Let $Ho(Ch_Z)$ be the localization of the category of nonnegatively graded complexes of abelian groups, $Ch_Z$, wrt the quasi-isomorphisms.
If two objects are isomorphic, in this localization, then are they quasi isomoprhic? I do not think this is true. But why in page 43 of DS's notes, we have two objects in $A,B \in Ho(Ch_Z)$ for which the author concludes $$H_iA \cong H_iB$$
I know this may be the case when $A,B$ are special objects. The problem is I cannot really tell if this is case in the notes.
Strictly speaking: no, as commented before, the zigzags make problems (assuming you already tamed them into defining sets of morphisms, which you can via classical construction and embedding your category in the category of bounded chain complexes), for example consider the following 2 complexes of abelian groups (i.e. $\mathbb{Z}$-modules): $$ 0\to 0\to \mathbb{Z}/2\mathbb{Z} \xrightarrow{0} \mathbb{Z} \xrightarrow{2} \mathbb{Z} \to 0 $$ and $$0\to \mathbb{Z} \xrightarrow{2} \mathbb{Z} \to 0\to \mathbb{Z}/2\mathbb{Z}\to 0 $$
then ther just can't be a quasi-imorphism going either way between those complexes (there are no nontrivial morphisms from $\mathbb{Z}/2\mathbb{Z}$ to $mathbb{Z}$). However, both are quasi-isomorphic to $$0 \to 0 \to \mathbb{Z}/2\mathbb{Z} \to 0 \to \mathbb{Z}/2\mathbb{Z}\to 0$$.
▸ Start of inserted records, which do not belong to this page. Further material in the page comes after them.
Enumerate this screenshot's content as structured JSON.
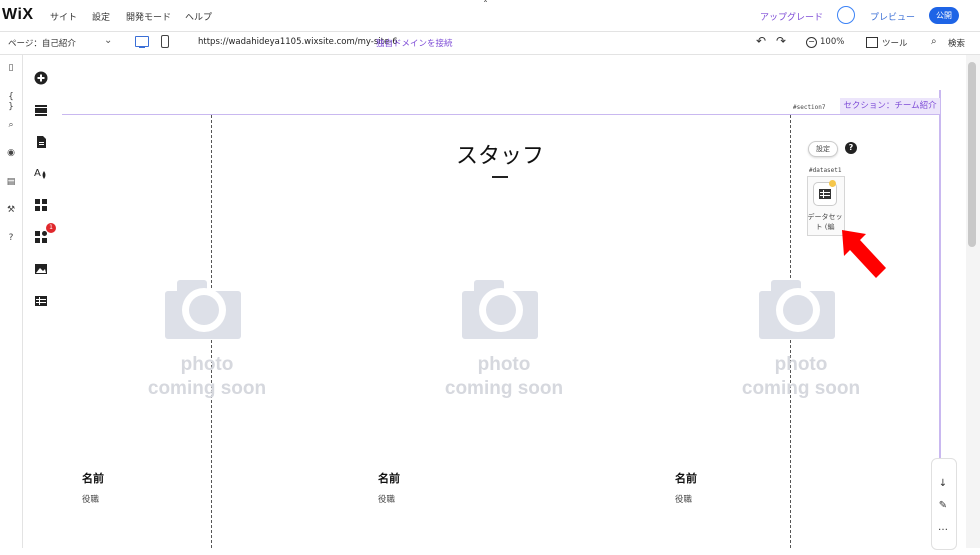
{
  "topbar": {
    "logo": "WiX",
    "menu": [
      "サイト",
      "設定",
      "開発モード",
      "ヘルプ"
    ],
    "upgrade": "アップグレード",
    "preview": "プレビュー",
    "publish": "公開",
    "caret": "ˆ"
  },
  "addressbar": {
    "page": "ページ：自己紹介",
    "url": "https://wadahideya1105.wixsite.com/my-site-6",
    "connect_domain": "独自ドメインを接続",
    "zoom": "100%",
    "tools": "ツール",
    "search": "検索"
  },
  "rail1": [
    "▯",
    "{ }",
    "⌕",
    "◉",
    "▤",
    "⚒",
    "?"
  ],
  "rail2": {
    "items": [
      "add",
      "sections",
      "pages",
      "design",
      "apps",
      "business",
      "media",
      "cms"
    ],
    "business_badge": "1"
  },
  "canvas": {
    "section_id": "#section7",
    "section_label": "セクション：チーム紹介",
    "title": "スタッフ",
    "dataset": {
      "settings": "設定",
      "help": "?",
      "id": "#dataset1",
      "label": "データセット (編"
    },
    "members": [
      {
        "photo_line1": "photo",
        "photo_line2": "coming soon",
        "name": "名前",
        "role": "役職"
      },
      {
        "photo_line1": "photo",
        "photo_line2": "coming soon",
        "name": "名前",
        "role": "役職"
      },
      {
        "photo_line1": "photo",
        "photo_line2": "coming soon",
        "name": "名前",
        "role": "役職"
      }
    ]
  },
  "float_tools": [
    "↓",
    "✎",
    "…"
  ],
  "colors": {
    "accent_purple": "#7d4bd6",
    "publish_blue": "#1e64e6",
    "arrow_red": "#ff0000"
  }
}
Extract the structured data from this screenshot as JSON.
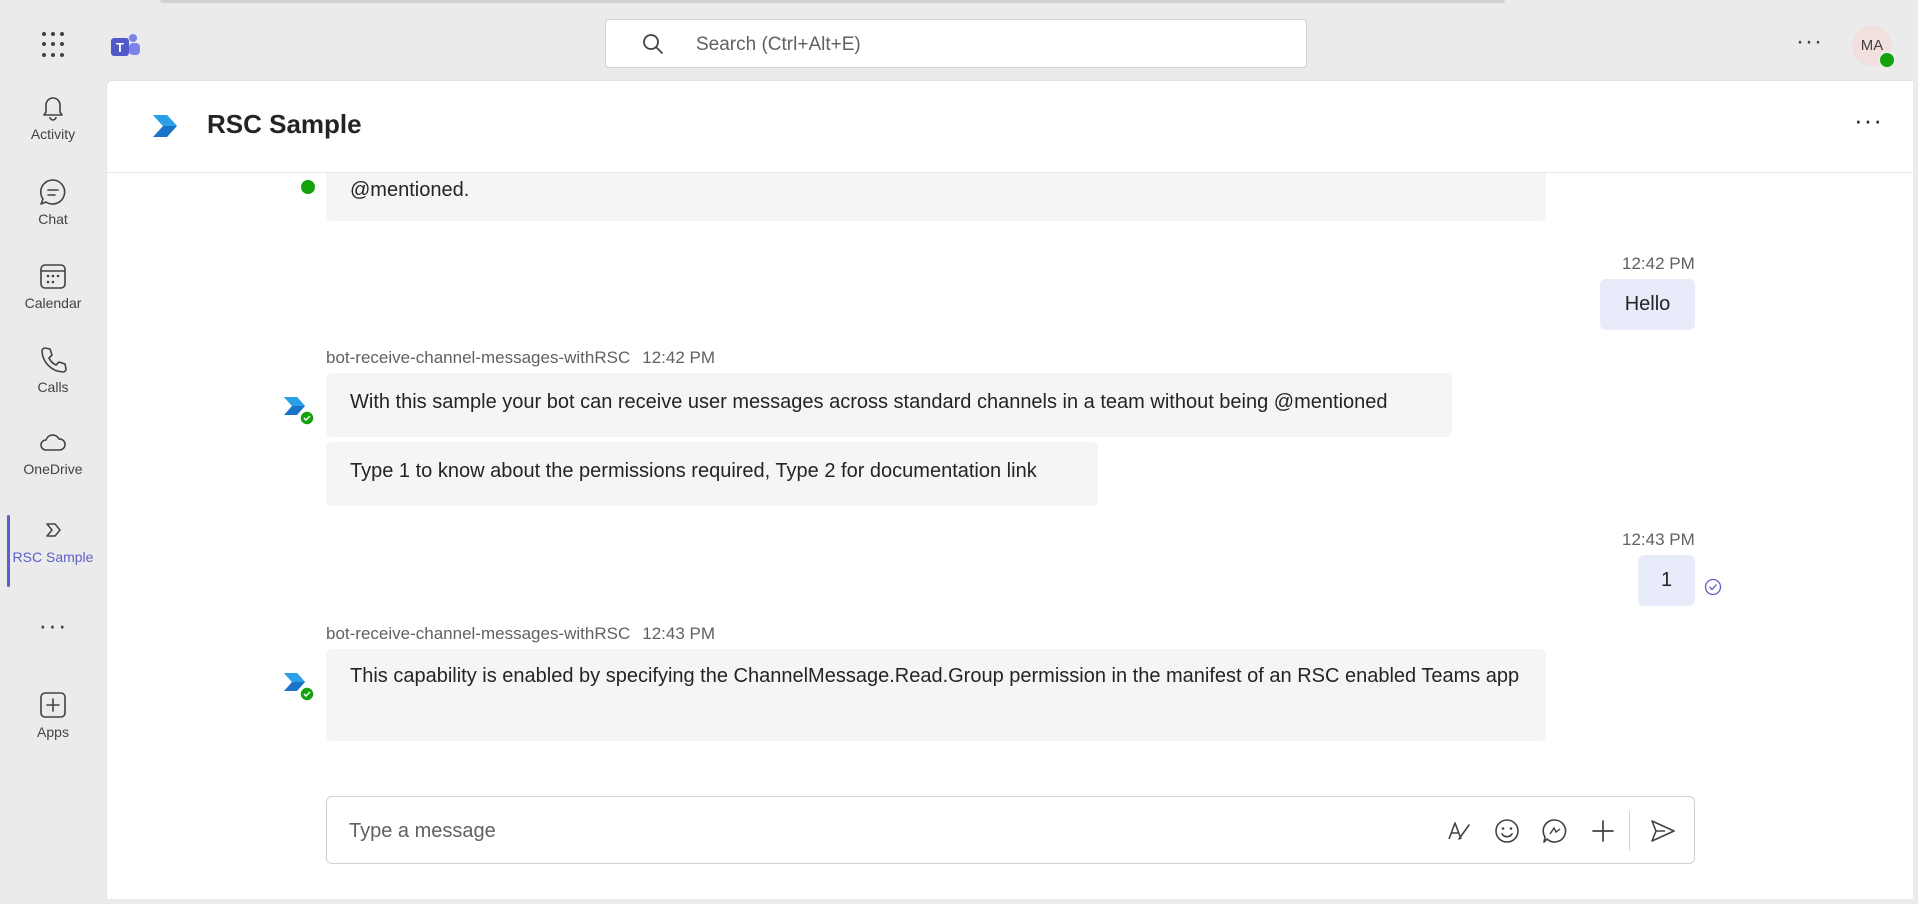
{
  "search": {
    "placeholder": "Search (Ctrl+Alt+E)"
  },
  "user": {
    "initials": "MA"
  },
  "rail": {
    "items": [
      {
        "label": "Activity",
        "icon": "bell-icon"
      },
      {
        "label": "Chat",
        "icon": "chat-icon"
      },
      {
        "label": "Calendar",
        "icon": "calendar-icon"
      },
      {
        "label": "Calls",
        "icon": "phone-icon"
      },
      {
        "label": "OneDrive",
        "icon": "cloud-icon"
      },
      {
        "label": "RSC Sample",
        "icon": "rsc-app-icon",
        "active": true
      },
      {
        "label": "Apps",
        "icon": "add-apps-icon"
      }
    ]
  },
  "header": {
    "title": "RSC Sample"
  },
  "messages": {
    "partial_text": "@mentioned.",
    "me1": {
      "time": "12:42 PM",
      "text": "Hello"
    },
    "bot1": {
      "sender": "bot-receive-channel-messages-withRSC",
      "time": "12:42 PM",
      "text1": "With this sample your bot can receive user messages across standard channels in a team without being @mentioned",
      "text2": "Type 1 to know about the permissions required, Type 2 for documentation link"
    },
    "me2": {
      "time": "12:43 PM",
      "text": "1"
    },
    "bot2": {
      "sender": "bot-receive-channel-messages-withRSC",
      "time": "12:43 PM",
      "text": "This capability is enabled by specifying the ChannelMessage.Read.Group permission in the manifest of an RSC enabled Teams app"
    }
  },
  "compose": {
    "placeholder": "Type a message"
  },
  "colors": {
    "accent": "#5b5fc7",
    "presence": "#13a10e",
    "my_bubble": "#e8ebfa",
    "bot_bubble": "#f5f5f5"
  }
}
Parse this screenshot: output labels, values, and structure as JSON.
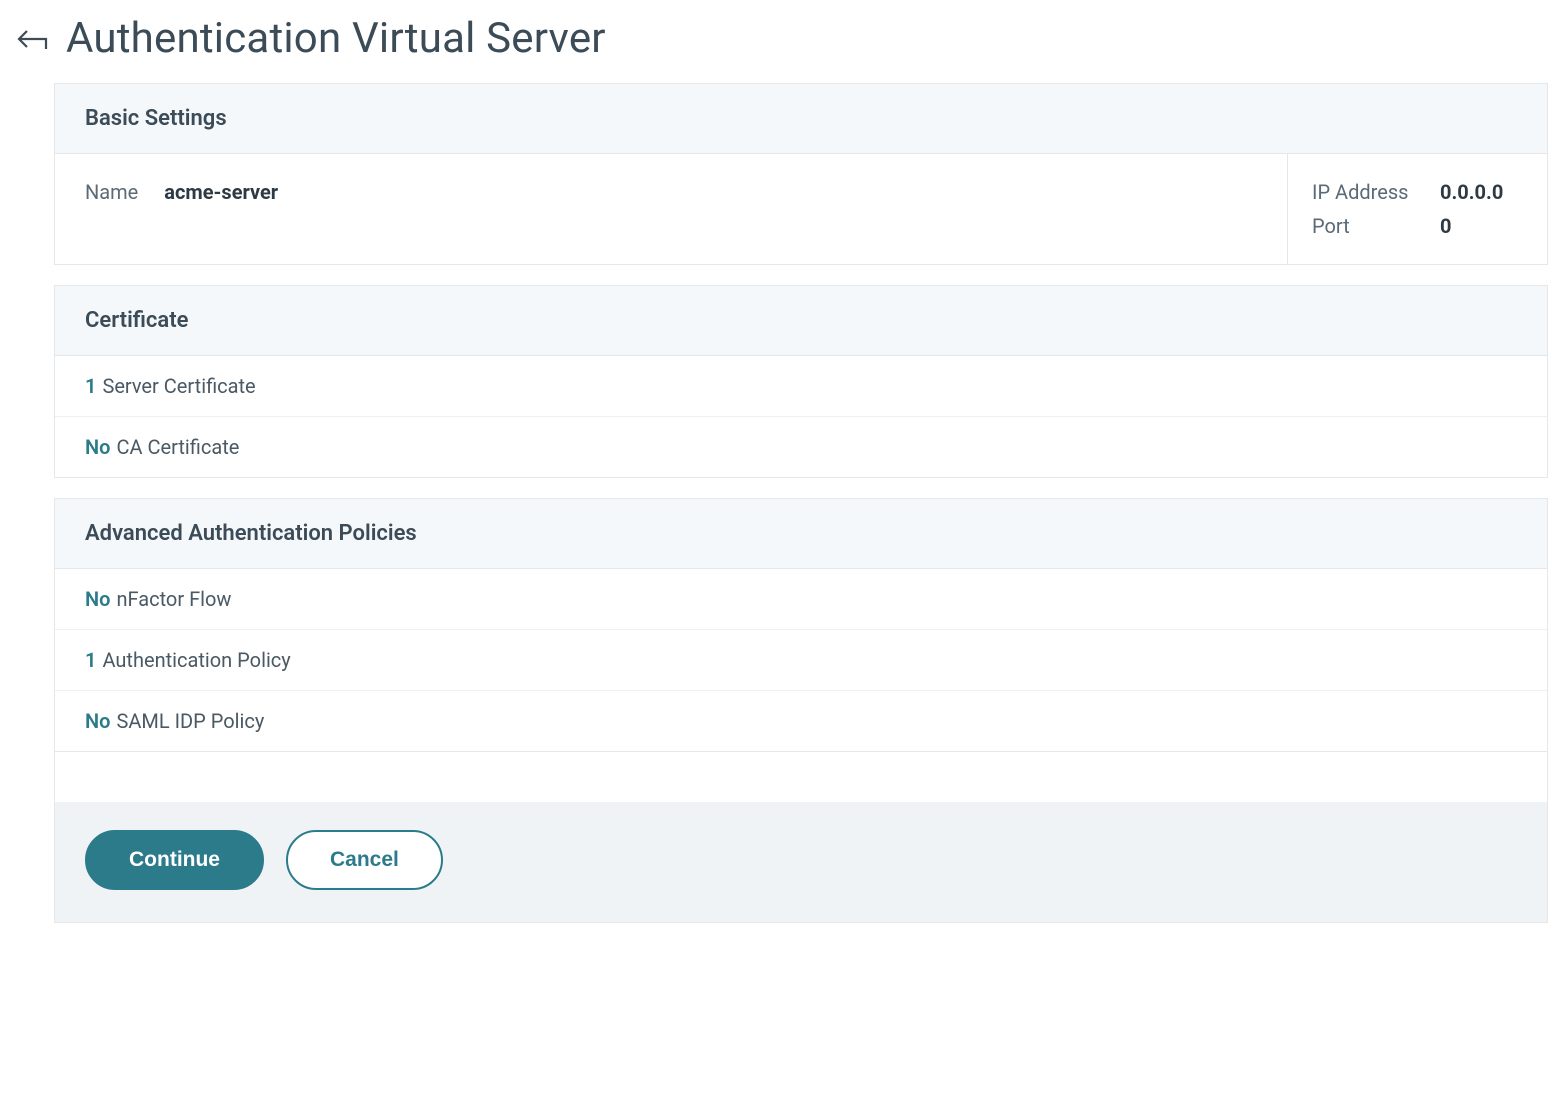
{
  "header": {
    "title": "Authentication Virtual Server"
  },
  "basic_settings": {
    "section_title": "Basic Settings",
    "name_label": "Name",
    "name_value": "acme-server",
    "ip_label": "IP Address",
    "ip_value": "0.0.0.0",
    "port_label": "Port",
    "port_value": "0"
  },
  "certificate": {
    "section_title": "Certificate",
    "rows": [
      {
        "count": "1",
        "label": "Server Certificate"
      },
      {
        "count": "No",
        "label": "CA Certificate"
      }
    ]
  },
  "advanced_auth": {
    "section_title": "Advanced Authentication Policies",
    "rows": [
      {
        "count": "No",
        "label": "nFactor Flow"
      },
      {
        "count": "1",
        "label": "Authentication Policy"
      },
      {
        "count": "No",
        "label": "SAML IDP Policy"
      }
    ]
  },
  "footer": {
    "continue_label": "Continue",
    "cancel_label": "Cancel"
  }
}
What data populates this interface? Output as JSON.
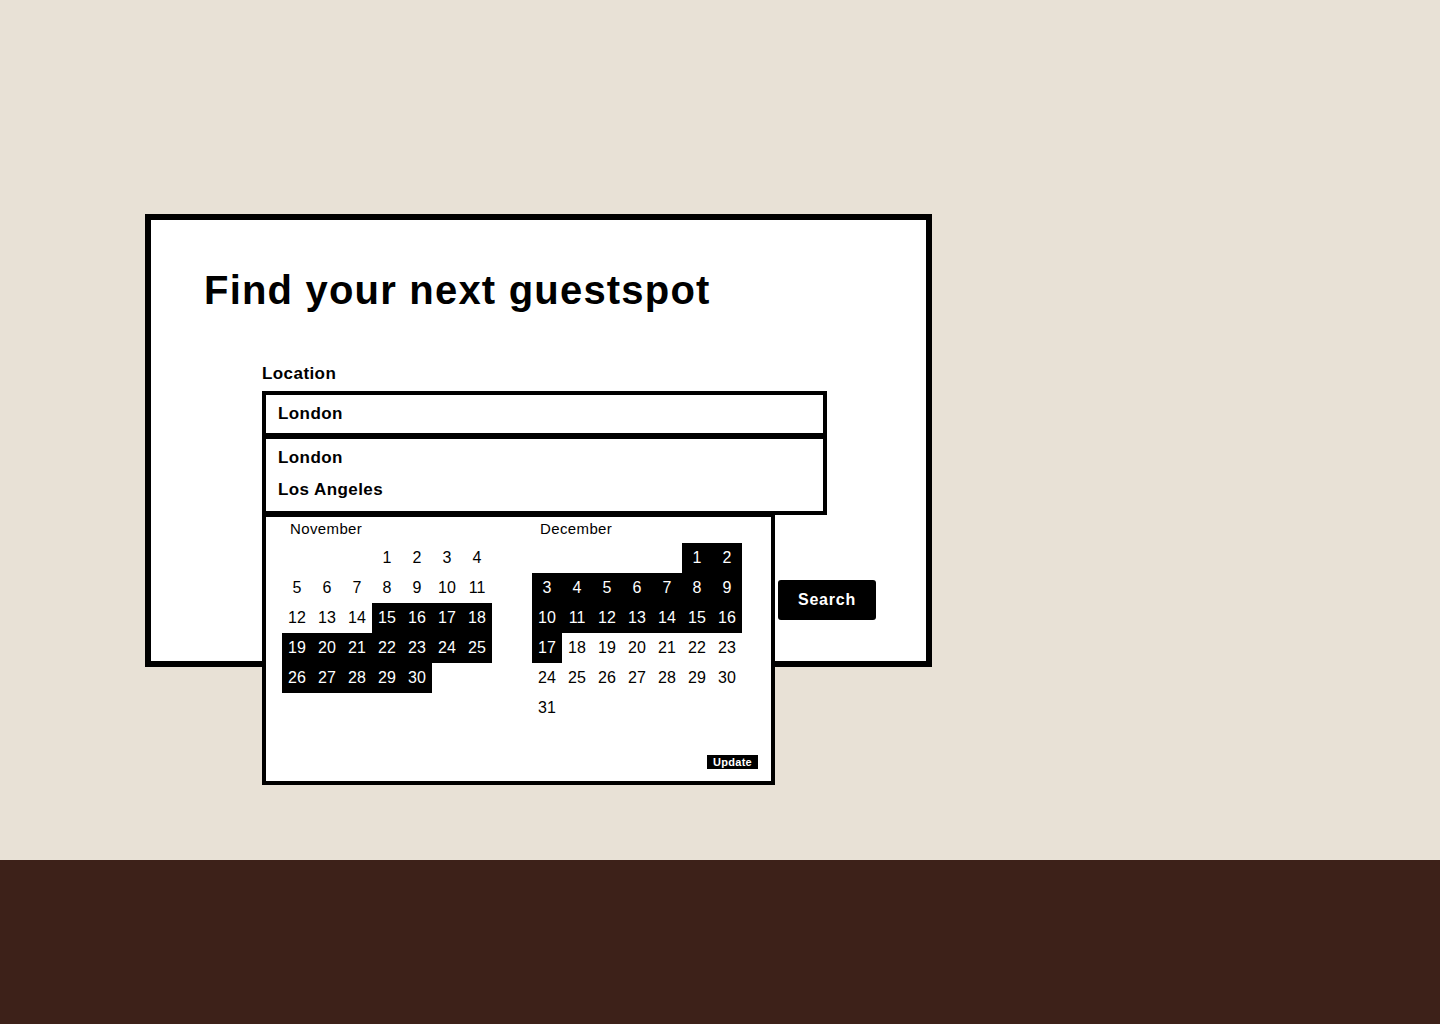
{
  "card": {
    "title": "Find your next guestspot",
    "location": {
      "label": "Location",
      "value": "London",
      "suggestions": [
        "London",
        "Los Angeles"
      ]
    },
    "calendar": {
      "months": [
        {
          "name": "November",
          "days": [
            {
              "day": "1",
              "selected": false
            },
            {
              "day": "2",
              "selected": false
            },
            {
              "day": "3",
              "selected": false
            },
            {
              "day": "4",
              "selected": false
            },
            {
              "day": "5",
              "selected": false
            },
            {
              "day": "6",
              "selected": false
            },
            {
              "day": "7",
              "selected": false
            },
            {
              "day": "8",
              "selected": false
            },
            {
              "day": "9",
              "selected": false
            },
            {
              "day": "10",
              "selected": false
            },
            {
              "day": "11",
              "selected": false
            },
            {
              "day": "12",
              "selected": false
            },
            {
              "day": "13",
              "selected": false
            },
            {
              "day": "14",
              "selected": false
            },
            {
              "day": "15",
              "selected": true
            },
            {
              "day": "16",
              "selected": true
            },
            {
              "day": "17",
              "selected": true
            },
            {
              "day": "18",
              "selected": true
            },
            {
              "day": "19",
              "selected": true
            },
            {
              "day": "20",
              "selected": true
            },
            {
              "day": "21",
              "selected": true
            },
            {
              "day": "22",
              "selected": true
            },
            {
              "day": "23",
              "selected": true
            },
            {
              "day": "24",
              "selected": true
            },
            {
              "day": "25",
              "selected": true
            },
            {
              "day": "26",
              "selected": true
            },
            {
              "day": "27",
              "selected": true
            },
            {
              "day": "28",
              "selected": true
            },
            {
              "day": "29",
              "selected": true
            },
            {
              "day": "30",
              "selected": true
            }
          ]
        },
        {
          "name": "December",
          "days": [
            {
              "day": "1",
              "selected": true
            },
            {
              "day": "2",
              "selected": true
            },
            {
              "day": "3",
              "selected": true
            },
            {
              "day": "4",
              "selected": true
            },
            {
              "day": "5",
              "selected": true
            },
            {
              "day": "6",
              "selected": true
            },
            {
              "day": "7",
              "selected": true
            },
            {
              "day": "8",
              "selected": true
            },
            {
              "day": "9",
              "selected": true
            },
            {
              "day": "10",
              "selected": true
            },
            {
              "day": "11",
              "selected": true
            },
            {
              "day": "12",
              "selected": true
            },
            {
              "day": "13",
              "selected": true
            },
            {
              "day": "14",
              "selected": true
            },
            {
              "day": "15",
              "selected": true
            },
            {
              "day": "16",
              "selected": true
            },
            {
              "day": "17",
              "selected": true
            },
            {
              "day": "18",
              "selected": false
            },
            {
              "day": "19",
              "selected": false
            },
            {
              "day": "20",
              "selected": false
            },
            {
              "day": "21",
              "selected": false
            },
            {
              "day": "22",
              "selected": false
            },
            {
              "day": "23",
              "selected": false
            },
            {
              "day": "24",
              "selected": false
            },
            {
              "day": "25",
              "selected": false
            },
            {
              "day": "26",
              "selected": false
            },
            {
              "day": "27",
              "selected": false
            },
            {
              "day": "28",
              "selected": false
            },
            {
              "day": "29",
              "selected": false
            },
            {
              "day": "30",
              "selected": false
            },
            {
              "day": "31",
              "selected": false
            }
          ]
        }
      ],
      "update_button": "Update"
    },
    "search_button": "Search"
  }
}
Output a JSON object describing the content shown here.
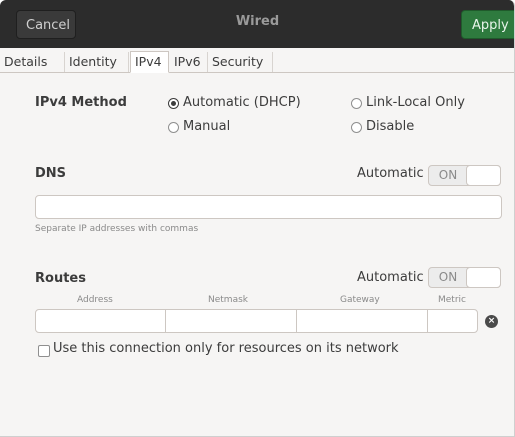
{
  "headerbar": {
    "cancel_label": "Cancel",
    "title": "Wired",
    "apply_label": "Apply"
  },
  "tabs": [
    {
      "label": "Details"
    },
    {
      "label": "Identity"
    },
    {
      "label": "IPv4"
    },
    {
      "label": "IPv6"
    },
    {
      "label": "Security"
    }
  ],
  "ipv4": {
    "method_label": "IPv4 Method",
    "options": [
      {
        "label": "Automatic (DHCP)",
        "checked": true
      },
      {
        "label": "Link-Local Only",
        "checked": false
      },
      {
        "label": "Manual",
        "checked": false
      },
      {
        "label": "Disable",
        "checked": false
      }
    ]
  },
  "dns": {
    "heading": "DNS",
    "automatic_label": "Automatic",
    "switch_label": "ON",
    "value": "",
    "hint": "Separate IP addresses with commas"
  },
  "routes": {
    "heading": "Routes",
    "automatic_label": "Automatic",
    "switch_label": "ON",
    "columns": [
      "Address",
      "Netmask",
      "Gateway",
      "Metric"
    ],
    "delete_icon": "×"
  },
  "restrict_checkbox": {
    "label": "Use this connection only for resources on its network",
    "checked": false
  }
}
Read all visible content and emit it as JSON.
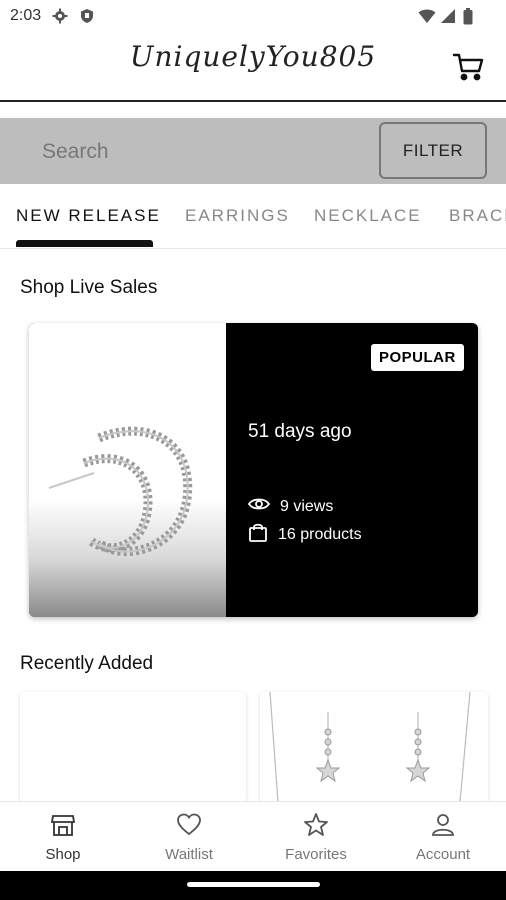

Regarding your question in the proof: as mentioned before in the comments, you none the less get a zigzag of quasiisomorphisms (in worsecase to a projective resoltion or a cofibrant fibrant replacement, depending on the setting you are working in), which then all induce isomorphisms of $H^*$, but those are now actual isomorphisms in the category of groups, hence you can actually invert them, and make the zigzag into a single iso.
Also, be aware that often people (especially when using model categories) restrict themselves to certain subcategories, for example $\mathcal{Ho}(\mathcal{C})$ usually is the subcategory of fibrant-cofibrant objects modulo homotopy.